South Korea's stocks took a battering yesterday and the Korean won closed at 1139.0 against the dollar, a record low for the fourth consecutive day. Apprehension is now mounting around the world that Asian financial and market turmoil is threatening to slow down global growth.
Seoul stocks dropped nearly 3 per cent yesterday amid concerns about whether the government's emergency financial package could defer intervention on a major scale by the International Monetary Fund (IMF).
The meltdown in Seoul rumbled through other south-east Asian markets yesterday. Malaysian stocks plunged 11 per cent and Hong Kong's Hang Seng index slipped 1 per cent. The Singapore dollar fell to a 43-month low, the Taiwan dollar fell more than 3 per cent and the off-shore Thai baht fell more than 2 per cent. Japanese stocks and currency staged a modest recovery.
Many analysts said yesterday that South Korea, the world's eleventh biggest economy, cannot avoid an IMF bailout, possibly in the region of $80 billion (£53 billion), which would be double that put together for Indonesia two weeks ago. The crisis deepened as the won plunged against the dollar and investors demonstrated little confidence in government proposals to stabilise the financial markets.
The won fell to a record low of 1139.0 to the dollar 15 minutes after opening when trading was paralysed. Shares fell throughout the morning as foreign investors pulled out.
The won has lost 13.4 per cent against the dollar this week since the central bank abandoned its defence of the currency on Monday. Dealers said further drops in the won were inevitable. The bank pumped 2.53 trillion won (£1.48 billion) into the banking system over the past two days and the Bank of Korea plans to supply another 524 billion won to the market to stop the climb in interest rates.
The package of financial reforms was announced by Finance Minister Lim Chang-yuel just hours after his predecessor was sacked on Wednesday. Destined to avoid a credit squeeze and IMF intervention - or delay it until after the presidential elections on December 18th - they include opening the bond market to foreign investors, easing exchange rate limits and encouraging bank mergers.
Mr Lim, a veteran of seven years at the IMF in Washington, said he hoped the stabilisation package would persuade foreign banks to roll over short-term loans and help prevent the collapse of debt-laden banks. He said he would seek help from the US and Japan rather than the IMF.

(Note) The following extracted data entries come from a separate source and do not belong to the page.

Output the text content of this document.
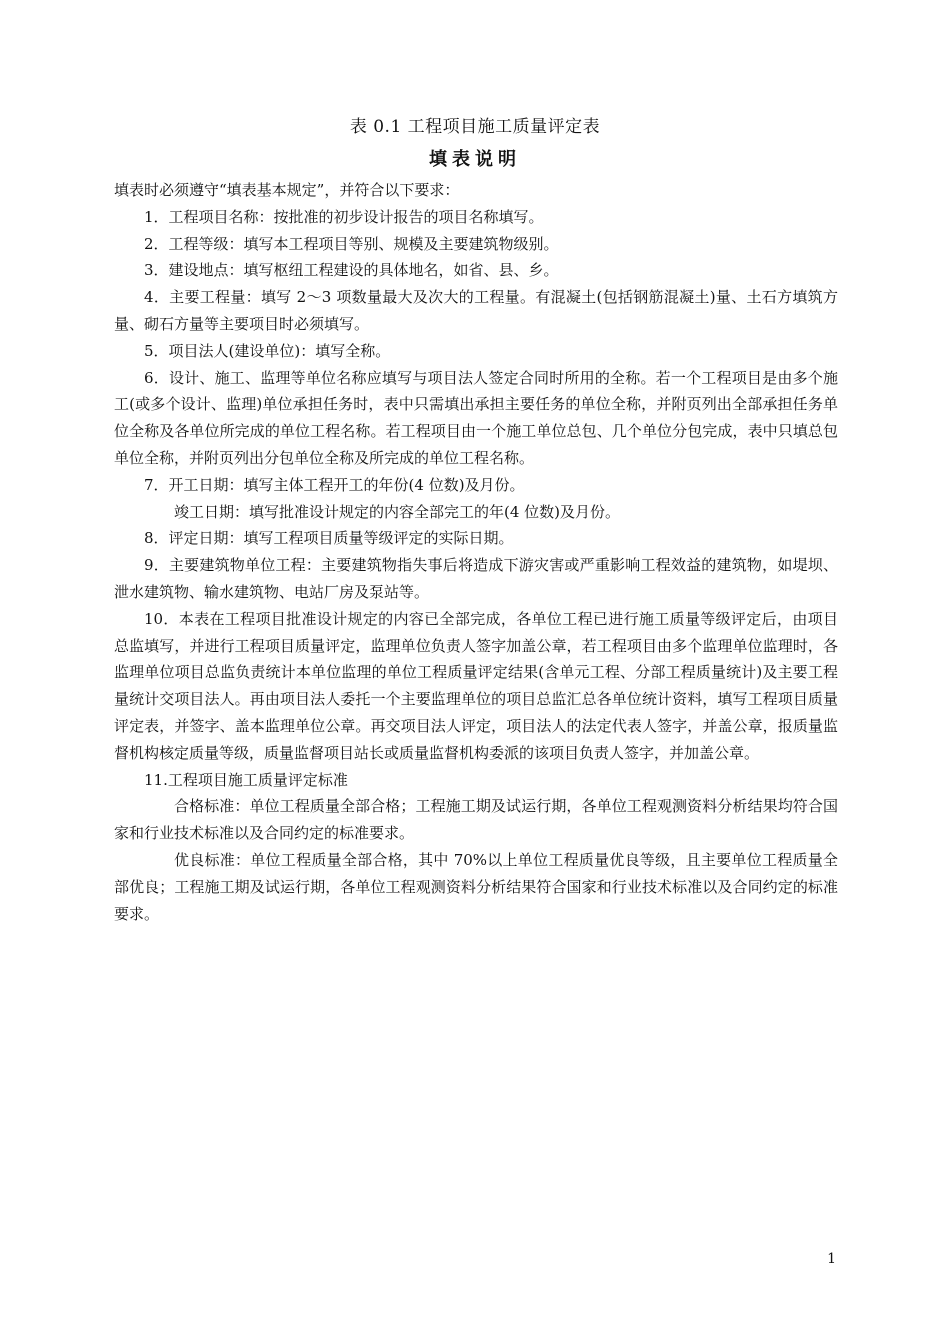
表 0.1 工程项目施工质量评定表
填表说明

填表时必须遵守“填表基本规定”，并符合以下要求：

1．工程项目名称：按批准的初步设计报告的项目名称填写。

2．工程等级：填写本工程项目等别、规模及主要建筑物级别。

3．建设地点：填写枢纽工程建设的具体地名，如省、县、乡。

4．主要工程量：填写 2～3 项数量最大及次大的工程量。有混凝土(包括钢筋混凝土)量、土石方填筑方量、砌石方量等主要项目时必须填写。

5．项目法人(建设单位)：填写全称。

6．设计、施工、监理等单位名称应填写与项目法人签定合同时所用的全称。若一个工程项目是由多个施工(或多个设计、监理)单位承担任务时，表中只需填出承担主要任务的单位全称，并附页列出全部承担任务单位全称及各单位所完成的单位工程名称。若工程项目由一个施工单位总包、几个单位分包完成，表中只填总包单位全称，并附页列出分包单位全称及所完成的单位工程名称。

7．开工日期：填写主体工程开工的年份(4 位数)及月份。

竣工日期：填写批准设计规定的内容全部完工的年(4 位数)及月份。

8．评定日期：填写工程项目质量等级评定的实际日期。

9．主要建筑物单位工程：主要建筑物指失事后将造成下游灾害或严重影响工程效益的建筑物，如堤坝、泄水建筑物、输水建筑物、电站厂房及泵站等。

10．本表在工程项目批准设计规定的内容已全部完成，各单位工程已进行施工质量等级评定后，由项目总监填写，并进行工程项目质量评定，监理单位负责人签字加盖公章，若工程项目由多个监理单位监理时，各监理单位项目总监负责统计本单位监理的单位工程质量评定结果(含单元工程、分部工程质量统计)及主要工程量统计交项目法人。再由项目法人委托一个主要监理单位的项目总监汇总各单位统计资料，填写工程项目质量评定表，并签字、盖本监理单位公章。再交项目法人评定，项目法人的法定代表人签字，并盖公章，报质量监督机构核定质量等级，质量监督项目站长或质量监督机构委派的该项目负责人签字，并加盖公章。

11.工程项目施工质量评定标准

合格标准：单位工程质量全部合格；工程施工期及试运行期，各单位工程观测资料分析结果均符合国家和行业技术标准以及合同约定的标准要求。

优良标准：单位工程质量全部合格，其中 70%以上单位工程质量优良等级，且主要单位工程质量全部优良；工程施工期及试运行期，各单位工程观测资料分析结果符合国家和行业技术标准以及合同约定的标准要求。

1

Tokyo's battered stocks rose 2.9 per cent yesterday, sustaining a rally begun on Wednesday on hopes that public funds may be used to help Japan's ailing banking sector. Mr Kiichi Miyazawa, a former prime minister, told reporters after meeting Prime Minister Ryutaro Hashimoto that the government would grasp a political nettle and instruct the party to study the issue of using public funds to help pay bad loans. Stocks plunged on Tuesday on news that Mr Hashimoto did not plan to intervene.
Analysts believe the continuing instability in south-east Asia, and particularly Japan, has serious implications for the US economy, which has been the engine of growth for Asia in this decade.
The main worry is that Japan's banking system could be pushed into crisis, as Japan's top 20 banks carry some $250 billion in bad loans from the days of the "bubble economy" in the early 1990s.
Japan is the world's biggest holder of US bonds, with holdings in the region of $600 billion. It is the biggest creditor of the US and controls one-third of the world's savings.
If its banks start to sell US bonds, the world bond market could be destabilised, with US interest rates rising, said one Tokyo-based expert. Faced with higher interest rates, less export orders and cheaper Asian consumer goods, US firms could begin a series of lay-offs and wage cut-backs.
Japan's economy, the world's second largest, has stalled for the first time since December 1995, halted by tax rises imposed last April, according to the Japanese Economic Planning Agency (EPA). The EPA minister, Mr Koji Omi, protested that the economy was not in recession and predicted that growth would pick up, but his optimism is not widely shared.
The yen yesterday recovered slightly from near five-year lows against the dollar, but many analysts fear that the turmoil in south-east Asian economies is triggering a much deeper crisis in Japan because it has become integrated into the region's troubled economies.
Japanese manufacturers have moved to south-east Asia to benefit from low wages and have invested significant amounts of capital in neighbouring countries. Asia accounts for nearly half of all Japanese trade.
With the spate of competitive devaluations in the region, there will be less demand for Japanese consumer goods. Sales of Japanese cars, televisions, computers and other electronic goods have fallen by some 60 per cent in Asia, though the weaker yen has encouraged higher sales to developed countries.
Confidence in the economy and currency markets steadily collapsed as Tokyo stocks declined in the lasts month, falling from 17,000 to 15,265. The Nikkei 225 rose slightly above the 17,000 level yesterday and is now almost 11 per cent higher than at the start of the week.
The comeback has been influenced by a package of 120 measures unveiled this week by the EPA to boost the economy. In Tokyo yesterday US ambassador Mr Tom Foley, in the first news conference since his appointment, said sluggish growth in the Japanese economy was a matter of concern for the US, in particular a sharp increase in Japan's trade surplus with the US.